Humans (or human-like organisms) made it through the Ice Age, so it is speculated. Thus I believe the yeast will rise again. Just make sure they're driving hybrids, or they'll pollute themselves to death.

doughooker's picture
doughooker

I'm a little worried about those blue and black veins. Are you sure it isn't mold?

I've had starter go moldy before. I threw it out and started from scratch just to be safe.

PetraR's picture
PetraR

To me it does not sound good, but I never had this happen to my Starter.

I hope someone can tell you if it is still ok.

 

If you have to start a Starter from scratch, once it is active and happy, you should dry some of it and put it in a freezerbag and freeze it just so that you have a backup.

I have frozen Rye and frozen Wheat Starter just in case.

 

Spread active Starter on Parchment Paper and put it for 24 hours in an oven with just the light on in the Oven.

Break it in small pieces and put it in a food processor to make it even smaller.

Put it in a freezerbag and freeze.

suambumeri's picture
suambumeri

Oh wow! It does sound a bit scary...
Next time you know you won't have time to look after your starter just dry it. Spread out on a baking sheet and put it out into the sun until it's good and dry. Break it up or pulverise and store in fridge or freezer and you won't have any scary colours developing. I've traveled with my starter this way twice before and it works really great and is safe ;-)

ElPanadero's picture
ElPanadero

Out of interest why do you suggest putting dried starter in the fridge or freezer?   Most foods that can be dehydrated, are simply stored in airtight jars or vaccum packs.  Moisture would the enemy here which would lead to mold development and for me,  fridge/freezers often result in air temp changes which can lead to moisture in the container. 

suambumeri's picture
suambumeri

I guess you're right, no need to store in fridge/freezer if properly dehydrated. I tend to store lots of things in the fridge because I live in a tropical climate :-)

 

Mini Oven's picture
Mini Oven

I would also keep the dried starter in the fridge, more likely many stacked up sacks in the same glass.  Just to protect from animals already existing in the fresh flour.  Weevils are always deterred by cold temps.  

Theresse's picture
Theresse

Thanks everyone!  It turned out GREAT!

Mixinator, you may not have seen the part where I wrote that all but one looked scary with black veins in them.  So one didn't look scary - it just had the dark green hooch on top but no veins.  And it smelled normal after I poured off the hooch (before pouring it off, I didn't want to smell it, so didn't!).

Lepainsamidien - you are funny and a good writer. :)  Thanks for the entertainment!

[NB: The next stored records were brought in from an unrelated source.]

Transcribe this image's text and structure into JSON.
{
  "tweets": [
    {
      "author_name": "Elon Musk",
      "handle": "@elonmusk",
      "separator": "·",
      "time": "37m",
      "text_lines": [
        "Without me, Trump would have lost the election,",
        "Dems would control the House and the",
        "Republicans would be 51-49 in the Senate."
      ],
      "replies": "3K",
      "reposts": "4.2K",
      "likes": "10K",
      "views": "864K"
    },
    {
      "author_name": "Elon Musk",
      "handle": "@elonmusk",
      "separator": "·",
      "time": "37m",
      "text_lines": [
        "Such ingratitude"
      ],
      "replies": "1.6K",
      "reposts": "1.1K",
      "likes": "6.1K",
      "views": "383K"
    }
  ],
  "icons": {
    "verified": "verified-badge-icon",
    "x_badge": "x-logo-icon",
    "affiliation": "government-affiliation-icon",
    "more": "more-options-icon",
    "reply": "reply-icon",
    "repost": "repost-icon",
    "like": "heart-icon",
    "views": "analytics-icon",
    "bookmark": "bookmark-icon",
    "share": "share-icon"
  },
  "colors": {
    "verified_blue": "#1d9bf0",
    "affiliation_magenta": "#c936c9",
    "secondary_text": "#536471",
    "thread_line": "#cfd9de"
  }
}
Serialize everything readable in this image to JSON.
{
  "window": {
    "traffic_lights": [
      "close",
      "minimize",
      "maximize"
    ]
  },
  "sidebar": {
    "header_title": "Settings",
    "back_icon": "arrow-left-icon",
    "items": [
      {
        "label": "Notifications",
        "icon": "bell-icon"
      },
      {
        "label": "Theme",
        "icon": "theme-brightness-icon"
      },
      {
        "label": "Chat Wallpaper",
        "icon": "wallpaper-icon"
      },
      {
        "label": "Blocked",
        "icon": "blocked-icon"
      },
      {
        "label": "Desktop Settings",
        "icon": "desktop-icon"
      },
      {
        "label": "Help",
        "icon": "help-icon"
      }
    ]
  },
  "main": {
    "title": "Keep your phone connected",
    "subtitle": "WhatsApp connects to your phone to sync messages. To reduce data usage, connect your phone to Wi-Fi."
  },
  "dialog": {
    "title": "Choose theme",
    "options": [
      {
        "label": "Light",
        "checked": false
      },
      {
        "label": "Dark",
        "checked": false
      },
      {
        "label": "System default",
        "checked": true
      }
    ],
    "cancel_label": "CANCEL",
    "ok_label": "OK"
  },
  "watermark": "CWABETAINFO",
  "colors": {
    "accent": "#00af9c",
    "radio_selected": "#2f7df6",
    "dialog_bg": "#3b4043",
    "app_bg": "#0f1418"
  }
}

Anyway I nursed it back to health over 3 or 4 days and it's more alive than it ever was before. :)  I just removed the lid from the cast iron pot in the oven now - to brown the top of the bread I have going.  I'm terrified - good looking as it is - cause I was trying a Ken Forkish recipe that I misunderstood.  He used dry yeast and I thought he used sourdough starter as the yeast.  So after an autolyse I poured the sourdough starter plus too much salt (!) on top of the very-firm glob of autolysed flour/water mixture and it got all braided up and weird when I tried mixing it up.  Plus I'd let it autolyse for an hour instead of 20 minutes!  Hahaha what a disaster.  Usually I do alright but this was bad.  Funny thing though, the bread looks extremely professional to my eye.  Too bad I over-salted it!  I'd be very surprised if it had a decent crumb too cause I was trying so hard to mush all that liquid starter in with the 'braids' of the rest of it! : - 0  I wish I didn't have to wait till it cools to cut into it!  This part is torture.  Ok - the timer just beeped and it looks like I should have taken it out maybe 5 minutes earlier.  Also, the bottom - while hollow sounding - seems very very hard.  Looks impressive, otherwise.  Sigh...  How long do I have to wait before I can cut into it??!